Minor Launches Legal Counter Attack - WLOX.com - The News for South Mississippi


Minor Launches Legal Counter Attack

Indicted Biloxi attorney Paul Minor Monday launched a legal counter attack in the U.S. government's bribery and racketeering case against him.

Minor's attorney filed a motion in Jackson asking the charges be dropped. It accuses U.S. Attorney Dunn Lampton of having an axe to grind with him, and targeting him for selective prosecution.

You'll remember, last July, a federal grand jury indicted Minor and four others, Supreme Court Justice Oliver Diaz, his former wife Jennifer Diaz, and former judges Wes Teel and John Whitfield. All were charged with bribery and have pleaded not guility. Minor is also charged with racketeering.

Prosecutors say Minor paid off the judges's campaign loans in exchange for favorable rulings in cases.

One of Paul Minor's attorneys, Joe Holloman, says Minor did nothing wrong when he contributed to judges campaigns and socialized with them while still expecting an impartial ruling on the merits of cases they heard.

"The crux of the motion which speaks for itself is that Mr. Minor was treated very differently from others who engaged in similar conduct. We argue that it's selective prosecution and we ask the court to dismiss the indictment," Holloman said.

One of the others Holloman refers to, according to the motion, is Pascagoula attorney Dickie Scruggs. Scruggs and his wife have donated hundreds of thousands of dollars to the Republican party. Minor says Scruggs' strong ties to the Republicans makes him quote virtually untouchable.

Minor also questions former Attorney General Mike Moore's relationship with Scruggs. Scruggs gave money to Moore in his 1999 campaign, and Moore picked Scruggs to lead Mississippi's battle against big tobacco.

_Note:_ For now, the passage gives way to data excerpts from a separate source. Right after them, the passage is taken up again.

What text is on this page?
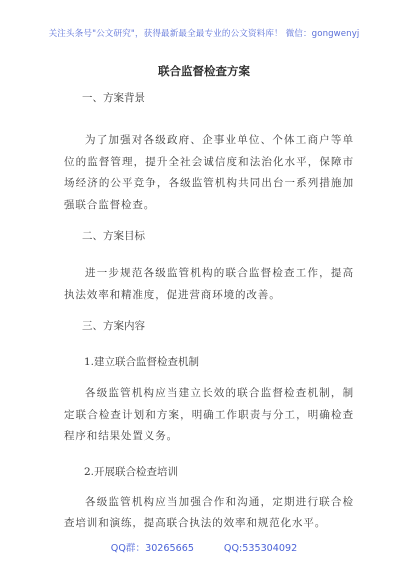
关注头条号"公文研究"，获得最新最全最专业的公文资料库！ 微信：gongwenyj
联合监督检查方案

一、方案背景

为了加强对各级政府、企事业单位、个体工商户等单位的监督管理，提升全社会诚信度和法治化水平，保障市场经济的公平竞争，各级监管机构共同出台一系列措施加强联合监督检查。

二、方案目标

进一步规范各级监管机构的联合监督检查工作，提高执法效率和精准度，促进营商环境的改善。

三、方案内容

1.建立联合监督检查机制

各级监管机构应当建立长效的联合监督检查机制，制定联合检查计划和方案，明确工作职责与分工，明确检查程序和结果处置义务。

2.开展联合检查培训

各级监管机构应当加强合作和沟通，定期进行联合检查培训和演练，提高联合执法的效率和规范化水平。

QQ群：30265665	QQ:535304092
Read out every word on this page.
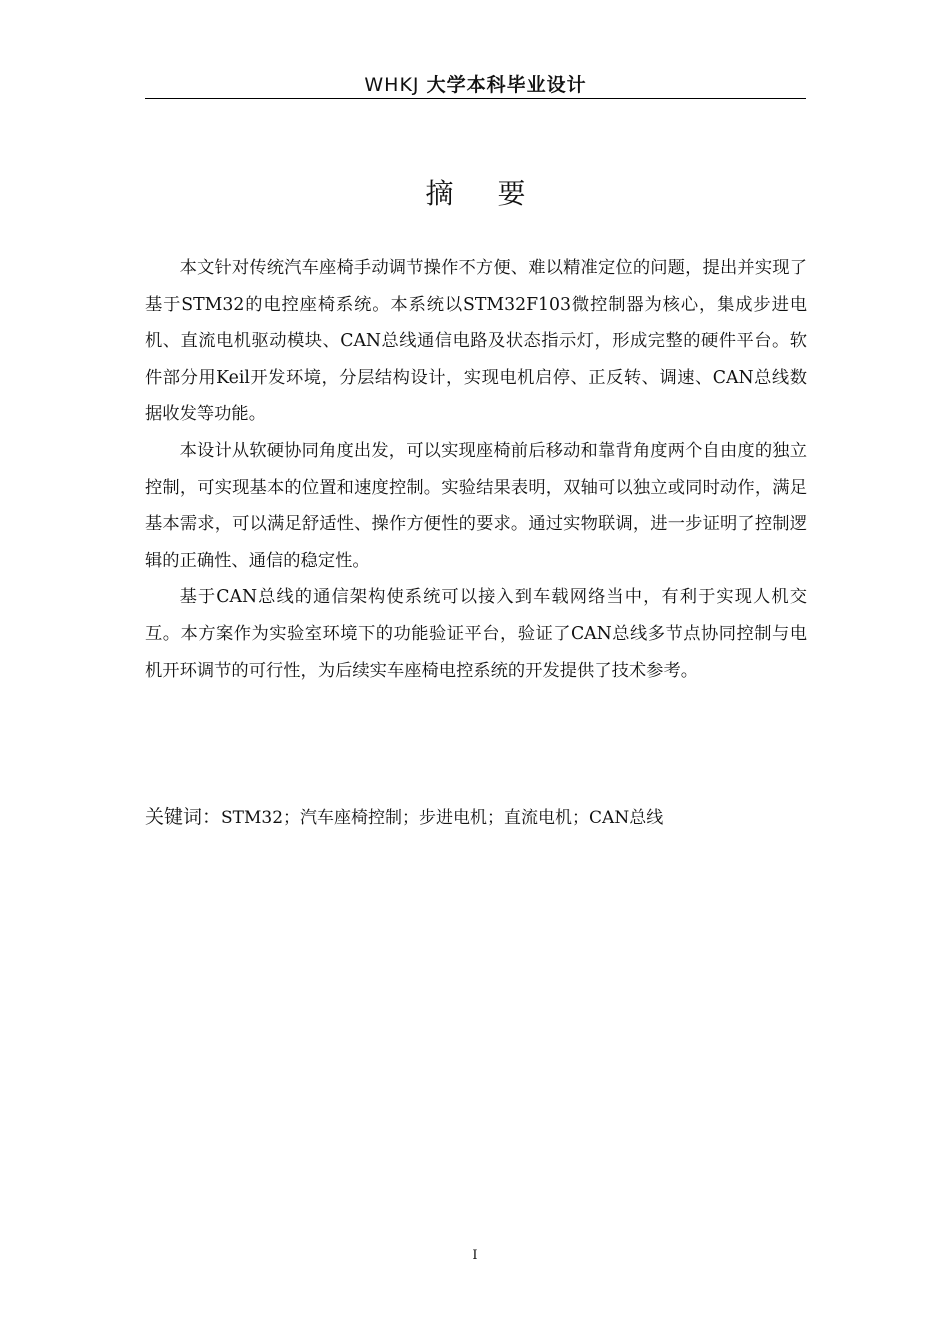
WHKJ 大学本科毕业设计
摘要

本文针对传统汽车座椅手动调节操作不方便、难以精准定位的问题，提出并实现了基于STM32的电控座椅系统。本系统以STM32F103微控制器为核心，集成步进电机、直流电机驱动模块、CAN总线通信电路及状态指示灯，形成完整的硬件平台。软件部分用Keil开发环境，分层结构设计，实现电机启停、正反转、调速、CAN总线数据收发等功能。

本设计从软硬协同角度出发，可以实现座椅前后移动和靠背角度两个自由度的独立控制，可实现基本的位置和速度控制。实验结果表明，双轴可以独立或同时动作，满足基本需求，可以满足舒适性、操作方便性的要求。通过实物联调，进一步证明了控制逻辑的正确性、通信的稳定性。

基于CAN总线的通信架构使系统可以接入到车载网络当中，有利于实现人机交互。本方案作为实验室环境下的功能验证平台，验证了CAN总线多节点协同控制与电机开环调节的可行性，为后续实车座椅电控系统的开发提供了技术参考。

关键词：STM32；汽车座椅控制；步进电机；直流电机；CAN总线
I
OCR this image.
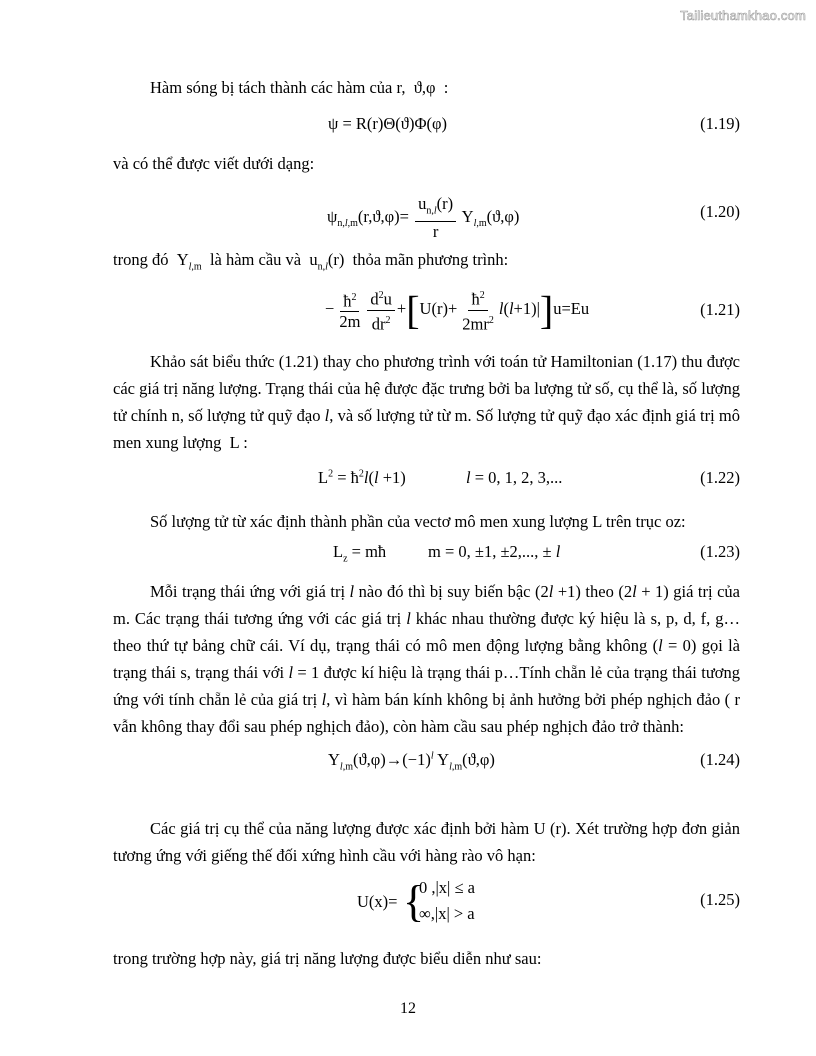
Tailieuthamkhao.com
Hàm sóng bị tách thành các hàm của r,  ϑ,φ  :
ψ = R(r)Θ(ϑ)Φ(φ)	(1.19)
và có thể được viết dưới dạng:
$\psi_{n,l,m}(r,ϑ,\varphi)= \frac{u_{n,l}(r)}{r} Y_{l,m}(ϑ,\varphi)$	(1.20)
trong đó  $Y_{l,m}$  là hàm cầu và  $u_{n,l}(r)$  thỏa mãn phương trình:
− $\frac{ħ^2}{2m} \frac{d^2u}{dr^2} +[U(r)+ \frac{ħ^2}{2mr^2} l(l+1)|]u=Eu$	(1.21)
Khảo sát biểu thức (1.21) thay cho phương trình với toán tử Hamiltonian (1.17) thu được các giá trị năng lượng. Trạng thái của hệ được đặc trưng bởi ba lượng tử số, cụ thể là, số lượng tử chính n, số lượng tử quỹ đạo l, và số lượng tử từ m. Số lượng tử quỹ đạo xác định giá trị mô men xung lượng  L :
$L^2$ = $ħ^2l(l +1)$	l = 0, 1, 2, 3,...	(1.22)
Số lượng tử từ xác định thành phần của vectơ mô men xung lượng L trên trục oz:
$L_z$ = mħ	m = 0, ±1, ±2,..., ± l	(1.23)
Mỗi trạng thái ứng với giá trị l nào đó thì bị suy biến bậc (2l +1) theo (2l + 1) giá trị của m. Các trạng thái tương ứng với các giá trị l khác nhau thường được ký hiệu là s, p, d, f, g… theo thứ tự bảng chữ cái. Ví dụ, trạng thái có mô men động lượng bằng không (l = 0) gọi là trạng thái s, trạng thái với l = 1 được kí hiệu là trạng thái p…Tính chẵn lẻ của trạng thái tương ứng với tính chẵn lẻ của giá trị l, vì hàm bán kính không bị ảnh hưởng bởi phép nghịch đảo ( r vẫn không thay đổi sau phép nghịch đảo), còn hàm cầu sau phép nghịch đảo trở thành:
$Y_{l,m}(ϑ,\varphi)\to(-1)^l$ $Y_{l,m}(ϑ,\varphi)$	(1.24)
Các giá trị cụ thể của năng lượng được xác định bởi hàm U (r). Xét trường hợp đơn giản tương ứng với giếng thế đối xứng hình cầu với hàng rào vô hạn:
U(x)= {
0 ,|x| ≤ a
∞,|x| > a
(1.25)
trong trường hợp này, giá trị năng lượng được biểu diễn như sau:
12
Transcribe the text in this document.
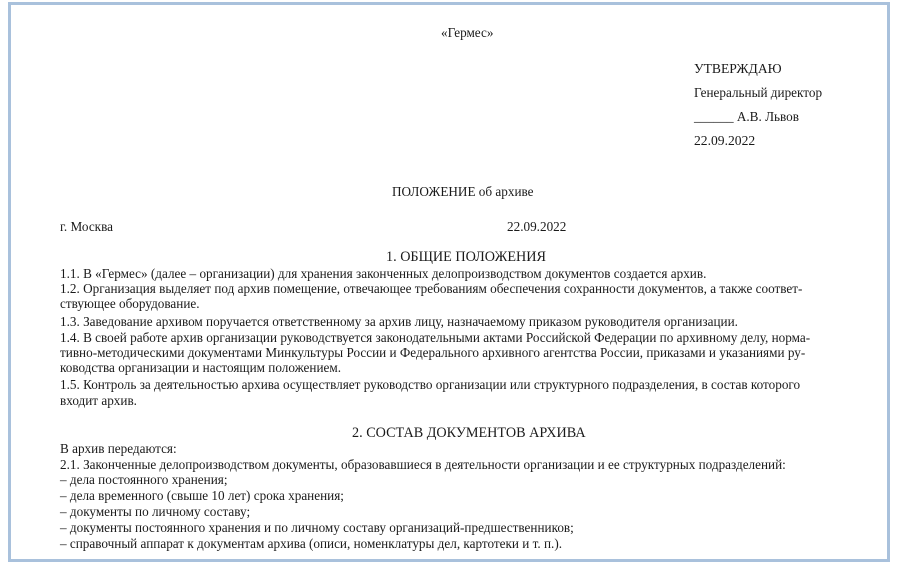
«Гермес»
УТВЕРЖДАЮ
Генеральный директор
______ А.В. Львов
22.09.2022
ПОЛОЖЕНИЕ об архиве
г. Москва	22.09.2022
1. ОБЩИЕ ПОЛОЖЕНИЯ
1.1. В «Гермес» (далее – организации) для хранения законченных делопроизводством документов создается архив.
1.2. Организация выделяет под архив помещение, отвечающее требованиям обеспечения сохранности документов, а также соответ-
ствующее оборудование.
1.3. Заведование архивом поручается ответственному за архив лицу, назначаемому приказом руководителя организации.
1.4. В своей работе архив организации руководствуется законодательными актами Российской Федерации по архивному делу, норма-
тивно-методическими документами Минкультуры России и Федерального архивного агентства России, приказами и указаниями ру-
ководства организации и настоящим положением.
1.5. Контроль за деятельностью архива осуществляет руководство организации или структурного подразделения, в состав которого
входит архив.
2. СОСТАВ ДОКУМЕНТОВ АРХИВА
В архив передаются:
2.1. Законченные делопроизводством документы, образовавшиеся в деятельности организации и ее структурных подразделений:
– дела постоянного хранения;
– дела временного (свыше 10 лет) срока хранения;
– документы по личному составу;
– документы постоянного хранения и по личному составу организаций-предшественников;
– справочный аппарат к документам архива (описи, номенклатуры дел, картотеки и т. п.).
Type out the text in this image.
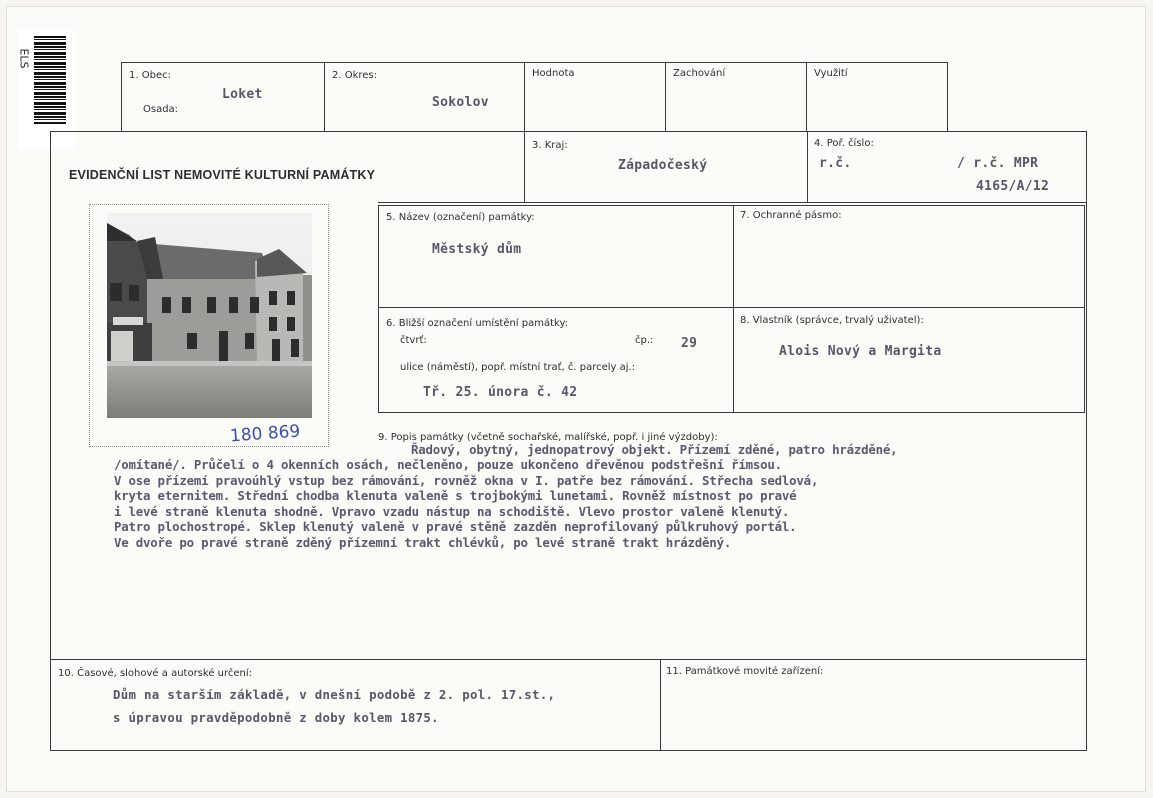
ELS
1. Obec:
Osada:
Loket
2. Okres:
Sokolov
Hodnota	Zachování	Využití
EVIDENČNÍ LIST NEMOVITÉ KULTURNÍ PAMÁTKY
3. Kraj:
Západočeský
4. Poř. číslo:
r.č.	/ r.č. MPR
4165/A/12
5. Název (označení) památky:
Městský dům
7. Ochranné pásmo:
6. Bližší označení umístění památky:
čtvrť:	čp.: 29
ulice (náměstí), popř. místní trať, č. parcely aj.:
Tř. 25. února č. 42
8. Vlastník (správce, trvalý uživatel):
Alois Nový a Margita
180 869	9. Popis památky (včetně sochařské, malířské, popř. i jiné výzdoby):
Řadový, obytný, jednopatrový objekt. Přízemí zděné, patro hrázděné,
/omítané/. Průčelí o 4 okenních osách, nečleněno, pouze ukončeno dřevěnou podstřešní římsou.
V ose přízemí pravoúhlý vstup bez rámování, rovněž okna v I. patře bez rámování. Střecha sedlová,
kryta eternitem. Střední chodba klenuta valeně s trojbokými lunetami. Rovněž místnost po pravé
i levé straně klenuta shodně. Vpravo vzadu nástup na schodiště. Vlevo prostor valeně klenutý.
Patro plochostropé. Sklep klenutý valeně v pravé stěně zazděn neprofilovaný půlkruhový portál.
Ve dvoře po pravé straně zděný přízemní trakt chlévků, po levé straně trakt hrázděný.
10. Časové, slohové a autorské určení:
Dům na starším základě, v dnešní podobě z 2. pol. 17.st.,
s úpravou pravděpodobně z doby kolem 1875.
11. Památkové movité zařízení:
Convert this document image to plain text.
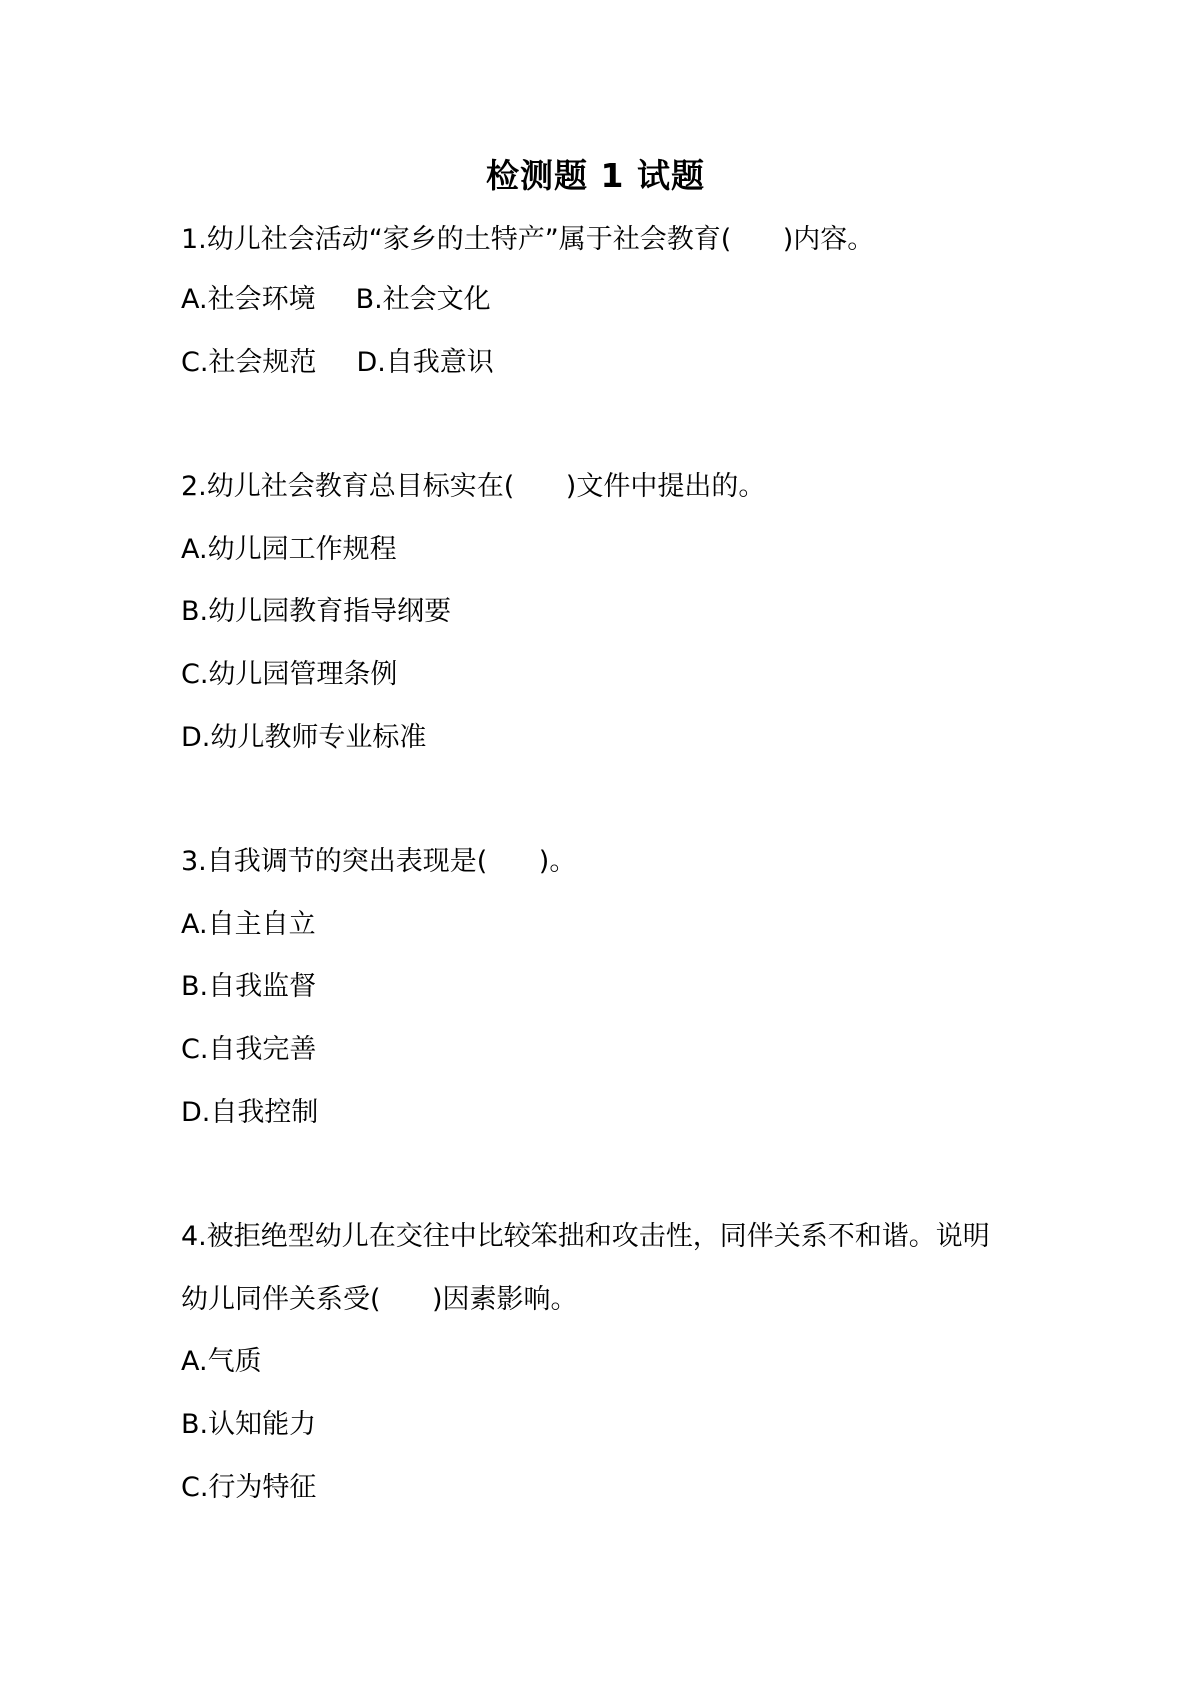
检测题 1 试题
1.幼儿社会活动“家乡的土特产”属于社会教育(      )内容。
A.社会环境 B.社会文化
C.社会规范 D.自我意识
2.幼儿社会教育总目标实在(      )文件中提出的。
A.幼儿园工作规程
B.幼儿园教育指导纲要
C.幼儿园管理条例
D.幼儿教师专业标准
3.自我调节的突出表现是(      )。
A.自主自立
B.自我监督
C.自我完善
D.自我控制
4.被拒绝型幼儿在交往中比较笨拙和攻击性，同伴关系不和谐。说明
幼儿同伴关系受(      )因素影响。
A.气质
B.认知能力
C.行为特征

Minor says Moore correctly distanced himself when the feds began investigation judicial misconduct. But Minor points out that Moore drove Scruggs to the federal courthouse last year testify before the grand jury investigator minor. Minor says, that implies Moore gave Scruggs special treatment.

Moore says this is a federal case with no state charges involved, and Moore says he can't imagine what kind of treatment he would have given Scruggs.

Scruggs is out of the country, but his New York publicist issued this statement: "Mr. Scruggs is not responsible for Mr. Minor's actions or the allegations against Mr. Minor. Nor has Mr. Scruggs sought or received special treatment."

U.S. Attorney Dunn Lampton says it is not proper to dicuss the case except in court. He says he will file a response to Paul Minor's motion within the next ten days.

All five defendants are set to stand trial March first. Lampton says he doesn't know if this latest legal move will delay that.